“No Shortcuts” is a solid piece of mountaineering writing. Written with David Roberts, it details Viestur’s life and career as a climber and family man. In no-nonsense terms, Viesturs talks about his climbing philosophies and successes, offering insights into the world of high-altitude mountaineering and tragedies such as the 1996 Everest disaster. The writing is straight-forward and clear, gripping and suspenseful in many places and funny in others, though suffering slightly from a lack of narrative beauty that should, in my opinion, suffuse a book written about adventures in a region itself suffused with beauty.
In person, Viesturs is honest and funny, with a confident type-A personality. He portrays himself as a risk manager, rather than a risk-taker, and he repeatedly fell back on his mantra that “Getting to the top is optional. Getting down is mandatory.” A gorgeous slide show accompanied the tale of his last 8,000 meter bid for the summit of
The book is focused and lean: the summit climbs, the lives and sometimes deaths of other climbers, and the behind-the-scenes planning are just what I want in outdoor literature - detailed and suspenseful, well-plotted and transporting. However, Viesturs didn’t speak or write about several pertinent issues I wanted to know more about, and his personality seemed at times to overcome any interest he had in speaking about them. For example, his summit bids come across as half-way arrogant when little attention is paid to the spiritual and personal growth offered by such a physical test of the mind and body. I’m interested in what Viesturs gained from his experiences, and I wasn’t satisfied with the answer that he set himself a goal and simply pursued it. Other writers, Jon Krakauer especially, personalized their climbing accounts and gave their stories a deeper, more nuanced, and ultimately more human perspective.
That perspective also seemed lacking in Viesturs’ responses to audience questions about the commercialization of Everest, and by extension, of Nepalese culture. He seemed dismissive of such concerns by answering “The mountain [Everest] is commercialized,” and that nothing will change that. Perhaps, but I’d like to hear more about his views on the erosion of traditional ways of life and the heavy environmental impact of commercial climbing.

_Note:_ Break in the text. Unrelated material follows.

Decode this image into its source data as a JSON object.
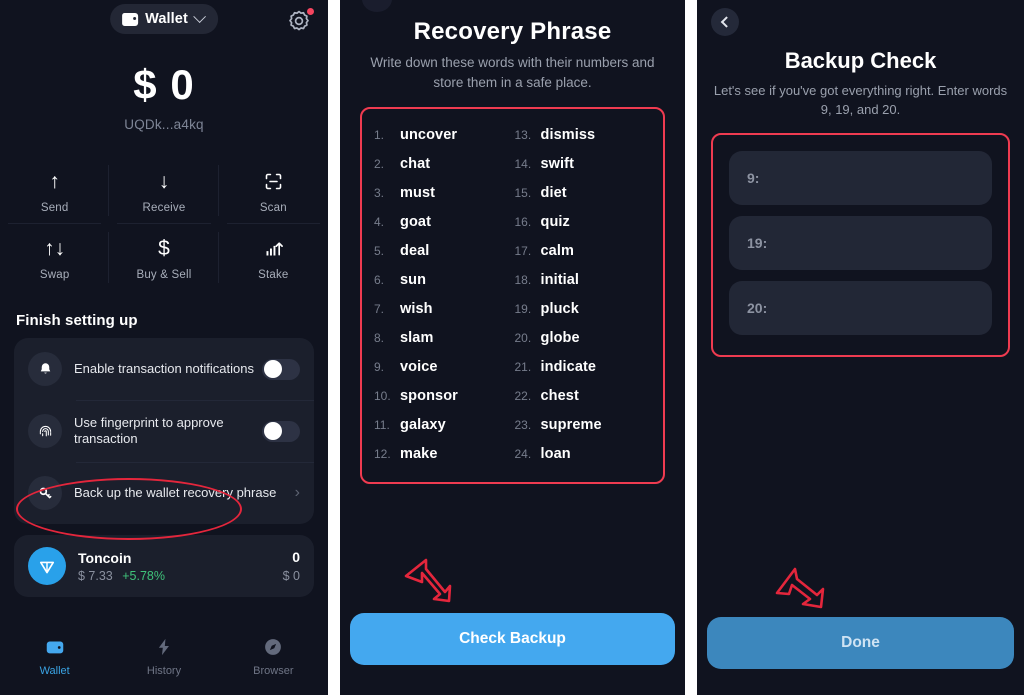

Yet, these might be my own personal reactions to a man who is goal-driven and highly successful at getting what he wants. There’s nothing wrong in that, and I have to remind myself that Viesturs was on a promotional tour. He controlled the crowd well, allowed many questions, answered them efficiently, and signed quickly. As a bookstore employee who often assists with author events, I can say that I wish more authors were like that. As an avid hiker and backpacker who is very interested in the topic, I wish I could say that Viesturs had been more open and informative at his signing. That’s not to say he wasn’t inspirational or entertaining; my room-mate hadn’t read the book yet and was excited to do so, partly in order to compare the necessarily brief spoken anecdotes to the more developed written stories.
In his presentation, Viesturs said that it wasn’t necessary for every individual on Everest in 1996 to write their account; every eyewitness, of course, tells a different story, and revisiting the tragedy isn’t always necessary or healthy. But it’s that human yearning to know, to listen, and to learn that drives people to write and tell stories, to read books, and to show up to author signings. The goal, so to speak, is optional; getting something from the attempt is mandatory. Viesturs has accomplished an amazing mountaineering feat, and his book, despite some flaws, will become a classic of mountaineering literature.